La charrette arrêtée, le petit homme se tourna vers La Mèche et, après mille minauderies, lui demanda, tout sourire:

– Dis-moi, bel enfant, tu veux aller, toi aussi, au pays du bonheur?

– Sûr que je veux y aller – répondit le garçon.

– Le problème, mon chéri, c’est qu’il n’y a plus de place. Comme tu vois, la charrette est pleine.

– Aucune importance! Puisqu’il n’y a plus de place dedans, je vais m’installer sur les brancards.

La Mèche prit son élan et s’assit à califourchon sur la pièce de bois

– Et toi, mon joli? – demanda le cocher en se penchant, cérémonieux, vers Pinocchio – Que souhaites-tu faire? Venir avec nous ou rester ici?

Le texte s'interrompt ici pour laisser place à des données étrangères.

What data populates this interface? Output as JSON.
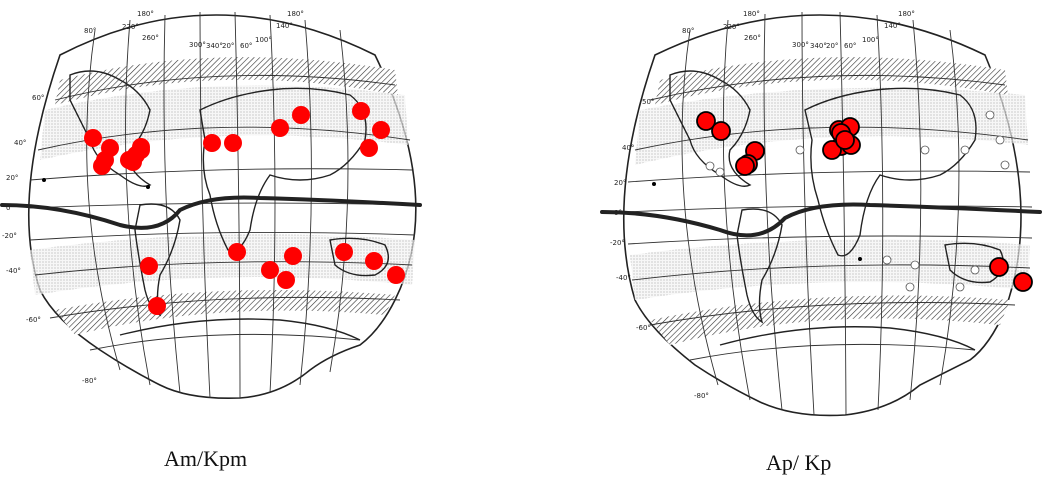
{
  "colors": {
    "station_marker": "#ff0000",
    "station_stroke_right": "#000000",
    "equator_line": "#222222"
  },
  "maps": [
    {
      "id": "left",
      "caption": "Am/Kpm",
      "lon_labels": [
        "80°",
        "180°",
        "220°",
        "260°",
        "300°",
        "340°",
        "20°",
        "60°",
        "100°",
        "140°",
        "180°"
      ],
      "lat_labels": [
        "60°",
        "40°",
        "20°",
        "0°",
        "-20°",
        "-40°",
        "-60°",
        "-80°"
      ],
      "stations_count": 25
    },
    {
      "id": "right",
      "caption": "Ap/ Kp",
      "lon_labels": [
        "80°",
        "180°",
        "220°",
        "260°",
        "300°",
        "340°",
        "20°",
        "60°",
        "100°",
        "140°",
        "180°"
      ],
      "lat_labels": [
        "50°",
        "40°",
        "20°",
        "0°",
        "-20°",
        "-40°",
        "-60°",
        "-80°"
      ],
      "stations_count": 14
    }
  ]
}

– Moi, je reste. – décida la marionnette – Je veux rentrer chez moi pour étudier et réussir à l’école comme font tous les enfants sages.

– Alors, bonne chance!

– Pinocchio, écoute! – intervint La Mèche – Viens avec nous, cela nous fera plaisir!

– Non, non, non!

– Viens! Cela nous fera plaisir. – lui crièrent d’autres enfants.

– Viens avec nous! – hurlèrent tous ensemble les occupants de la charrette.

– Mais si je viens avec vous, qu’est-ce que je vais dire à ma bonne fée? – interrogea la marionnette qui commençait à faiblir et à tergiverser.

– Ne te tracasse donc pas comme cela. Pense plutôt que nous allons dans un pays où l’on peut faire tout ce que l’on veut du matin au soir.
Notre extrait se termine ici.